1.Find a source (health food store, co-op, or ask a friend who is a health nut like me!) for sucanut – it’s preforms very much like sugar and can be substituted successfully in most recipes.

2. Make sure you’re using the right fats (butter, olive oil, coconut oil – NOT margarine, vegetable oil, or crisco!) (here’s my favorite source for coconut oil!)

 It is hard to cut something out of your diet without replacing it with something else. Adding in good fats will really help with cravings, and you can get along better with your goal of cutting down on sugar.

 A book I have found to be very helpful in giving clear, common sense direction for eating a balanced, nourishing diet is “Eat Fat, Lose Fat”. Honestly, I think the title, though catchy, does not do the book justice. It is so much more than a weight loss program. It explains the importance of a wide variety of whole foods in the diet, and the recipes are yummy and satisfying. It actually made me wish I had some extra weight just so I could try losing it with their principles! (silly, I know!) But there are diet recommendations for people who don’t want to lose weight, but just want to eat more nutritiously. Ever since I read it last summer and started to focus on having the right kind of fats in my diet, I have had much fewer cravings and find it a lot easier to eat the way I need to for my health.

I hope this helps – Sorry if you got more than you ask for! I can get a little passionate (read: carried away!) on this subject. It’s just that it’s made such a difference in my life in the past few years – I rarely get sick and don’t have to spend time sick or worrying about health concerns for me or my kids.

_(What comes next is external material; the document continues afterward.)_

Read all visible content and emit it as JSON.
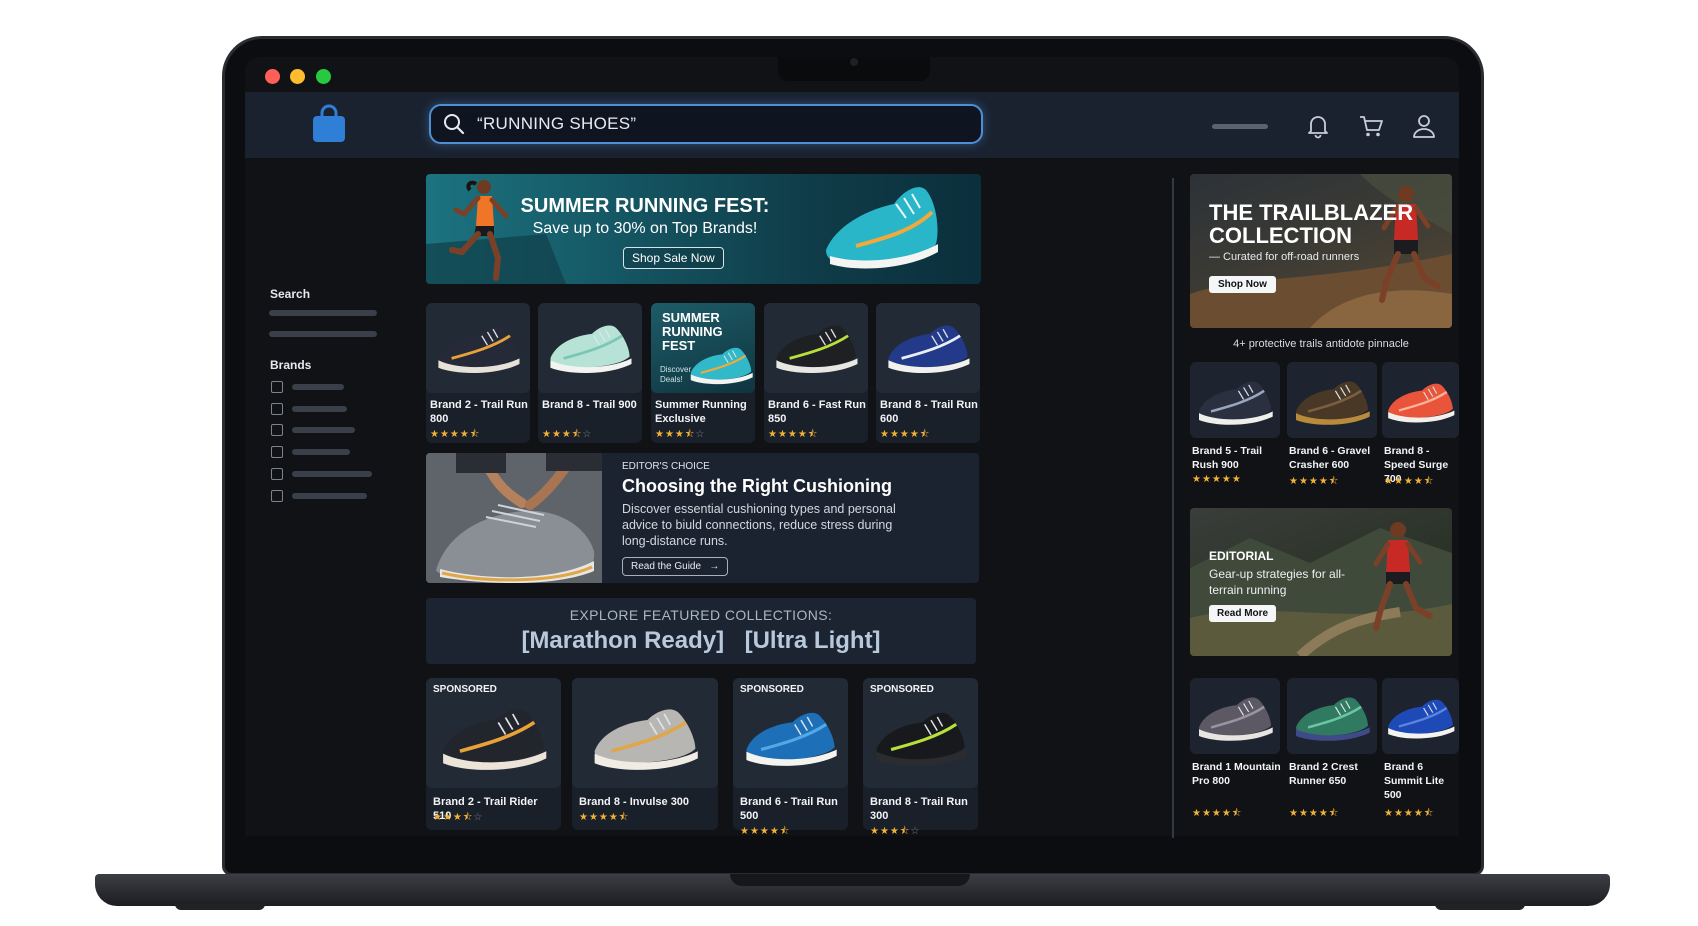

Claire is 15 months now and has only this month had her first runny nose. Wow. A nourishing diet gives your body what it needs to build a strong immune system and to function the way God designed it to.

If have a question or ever want to email me personally, please feel welcome to do so! My address is trintjerenae (at) gmail (dot) com. 

Random Fact – “Trintje” is my mother’s middle name, and the dutch form of my first name, Trina. It’s pronounced “Tryn’-tchu” If you can roll your “r” a bit, and try to clear your throat about where the “j” is and you’ll have it just about right. 

3 responses to “Caution: I reply to emails!”

  1. RahRah Avatar

    And here I thought your blog address name was a combination of your name and Jeremy's! 🙂
    My sister's name (and Great-Grandma's and my Aunt's) is Letha – also dutch. Not sure is we actually have any Dutch heritage, but I do enjoy my Delftware, as you know! 🙂

  2. Natalie_S Avatar

    Interesting article. I still think I'll keep using it for some recipes though. There aren't many sugar substitutes that work well for whipped cream and the like.

  3. Kateri Avatar

    The info on the xylitol is interesting. Our holistic family doctor put my husband on a sugar free diet for a few months last year (no honey, fruit, or other natural sweeteners), the only sweeteners tha were allowed were stevia and xylitol. Terry hated the stevia, and so I used xylitol and couldn't tell the difference between it and sugar in baking. The problem I had with it is that it is apparently toxic to animals (I feed all kitchen scraps to the chickens) so as soon as he was allowed off the diet I promptly switched back to sugar. I mostly use “sugar in the raw” in baking and for my personal use and honestly prefer the taste over refined sugar. My husband still insists on white sugar for his coffee, though.